OrientDB Completely Misses the Point of Graph Databases

What is the point of a graph database? It is all about relationships.

First of all (as explained here), relationships are treated as first-class data in a graph database, instead of second-class metadata in a relational database. Data is queryable or discoverable, while metadata is not. You have to learn metadata through other methods, such as taking training courses, reading documentations, reverse-engineering, or data profiling. The more complex a relational database, the more metadata you need to learn before querying for data. For companies with complex business domains, it is very time-consuming and expensive for employees to learn metadata. It is even more expensive to keep metadata-rich employees.

Secondly (as explained here), you need a true graph query language to take full advantage of relationship data. The old-fashioned SQL is just not designed for this purpose. SQL assumes that you already know relationships as metadata. So it expects you to explicitly spell them out in FROM clauses. If you are trying to use SQL to query/discover unknown relationships in a graph database, you are putting the cart before the donkey.

OrientDB is a self-claimed graph database. However, it completely misses the above 2 points. This is evident when it tries to compare itself against a true graph database, Neo4j.
Comparison Point
OrientDB
Neo4j
Complex Domains Support schemas around graphs, i.e. vertex and edge hierarchies. Only support "flat" labels for vertices and edges.
Query Language OrientDB's query language is built on SQL. Considering most developers are familiar with SQL, working with OrientDB is just easier. Neo4j has its own Query Language called "Cypher" which requires training to learn a new language.

What are "schemas around graphs?" They are METADATA! Neo4j's not supporting schemas is a conscious  strategic design decision, not a trade-off between simplicity or capability. Hierarchy is just a tree structure, a specific type of graph. No matter how complex a domain hierarchy is, a graph database can model it natively as data. There is absolutely no need to introduce metadata. Modeling domain hierarchies as metadata instead of data in a graph database is like putting the donkey before a car.

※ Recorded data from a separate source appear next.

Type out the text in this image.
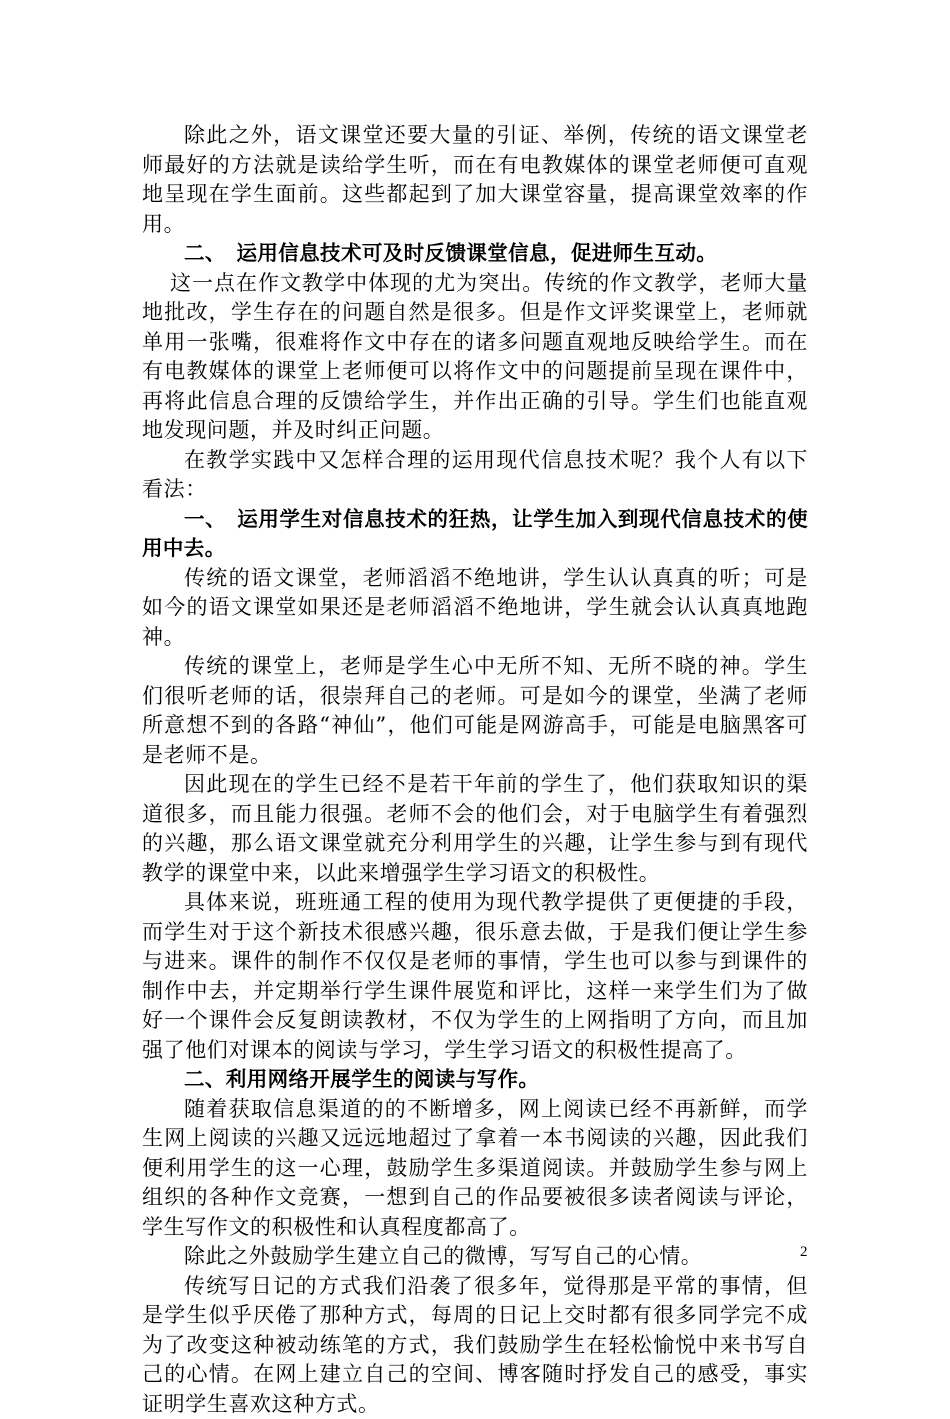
除此之外，语文课堂还要大量的引证、举例，传统的语文课堂老师最好的方法就是读给学生听，而在有电教媒体的课堂老师便可直观地呈现在学生面前。这些都起到了加大课堂容量，提高课堂效率的作用。

二、　运用信息技术可及时反馈课堂信息，促进师生互动。

这一点在作文教学中体现的尤为突出。传统的作文教学，老师大量地批改，学生存在的问题自然是很多。但是作文评奖课堂上，老师就单用一张嘴，很难将作文中存在的诸多问题直观地反映给学生。而在有电教媒体的课堂上老师便可以将作文中的问题提前呈现在课件中，再将此信息合理的反馈给学生，并作出正确的引导。学生们也能直观地发现问题，并及时纠正问题。

在教学实践中又怎样合理的运用现代信息技术呢？我个人有以下看法：

一、　运用学生对信息技术的狂热，让学生加入到现代信息技术的使用中去。

传统的语文课堂，老师滔滔不绝地讲，学生认认真真的听；可是如今的语文课堂如果还是老师滔滔不绝地讲，学生就会认认真真地跑神。

传统的课堂上，老师是学生心中无所不知、无所不晓的神。学生们很听老师的话，很崇拜自己的老师。可是如今的课堂，坐满了老师所意想不到的各路“神仙”，他们可能是网游高手，可能是电脑黑客可是老师不是。

因此现在的学生已经不是若干年前的学生了，他们获取知识的渠道很多，而且能力很强。老师不会的他们会，对于电脑学生有着强烈的兴趣，那么语文课堂就充分利用学生的兴趣，让学生参与到有现代教学的课堂中来，以此来增强学生学习语文的积极性。

具体来说，班班通工程的使用为现代教学提供了更便捷的手段，而学生对于这个新技术很感兴趣，很乐意去做，于是我们便让学生参与进来。课件的制作不仅仅是老师的事情，学生也可以参与到课件的制作中去，并定期举行学生课件展览和评比，这样一来学生们为了做好一个课件会反复朗读教材，不仅为学生的上网指明了方向，而且加强了他们对课本的阅读与学习，学生学习语文的积极性提高了。

二、利用网络开展学生的阅读与写作。

随着获取信息渠道的的不断增多，网上阅读已经不再新鲜，而学生网上阅读的兴趣又远远地超过了拿着一本书阅读的兴趣，因此我们便利用学生的这一心理，鼓励学生多渠道阅读。并鼓励学生参与网上组织的各种作文竞赛，一想到自己的作品要被很多读者阅读与评论，学生写作文的积极性和认真程度都高了。

除此之外鼓励学生建立自己的微博，写写自己的心情。

传统写日记的方式我们沿袭了很多年，觉得那是平常的事情，但是学生似乎厌倦了那种方式，每周的日记上交时都有很多同学完不成为了改变这种被动练笔的方式，我们鼓励学生在轻松愉悦中来书写自己的心情。在网上建立自己的空间、博客随时抒发自己的感受，事实证明学生喜欢这种方式。

2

Cypher provides liberating expressiveness for querying graphs. Its advantages over SQL is at the same level as comparing OOP to procedure languages. Criticizing Cypher on the base of developers' familiarity with SQL is like a swordsmith running a negative ad against a gun shop. "Every knight knows how to use a sword. It requires training to use a gun."

2 comments:

Luca Garulli said...

Hi Jing,

OrientDB is a Multi-Model database first. This means you can mix different models all together. If you want still use a pure Graph Database approach (like Neo4j) you can do that without any of the limitations you reported:

1) don't use schema and
2) don't use SQL but use the Pattern Matching approach: http://orientdb.com/pattern-matching-with-orientdb/

Unknown said...

Dear Jing,

I think you are missing the point, OrientDB offers you both the SQL syntax (low-barrier entry for people coming from the relational-database world) AND a pattern-matching that is comparable to Cypher.

Both Neo4j and OrientDB are native graph databases, only OrientDB has a more ambitious plan, which makes it more complex to comprehend (it's a tradeoff, just like in any technology you choose).

Also METADATA is nice to have in the database, otherwise you need to implement it yourself in your application code, but you don't need to use it, as Luca mentioned, just don't bother with it unless you need it.

Take a look at this introductory (free) course: https://www.udemy.com/orientdb-getting-started , it helped me to give OrientDB a fair treatment when comparing it with Neo4j for a couple projects.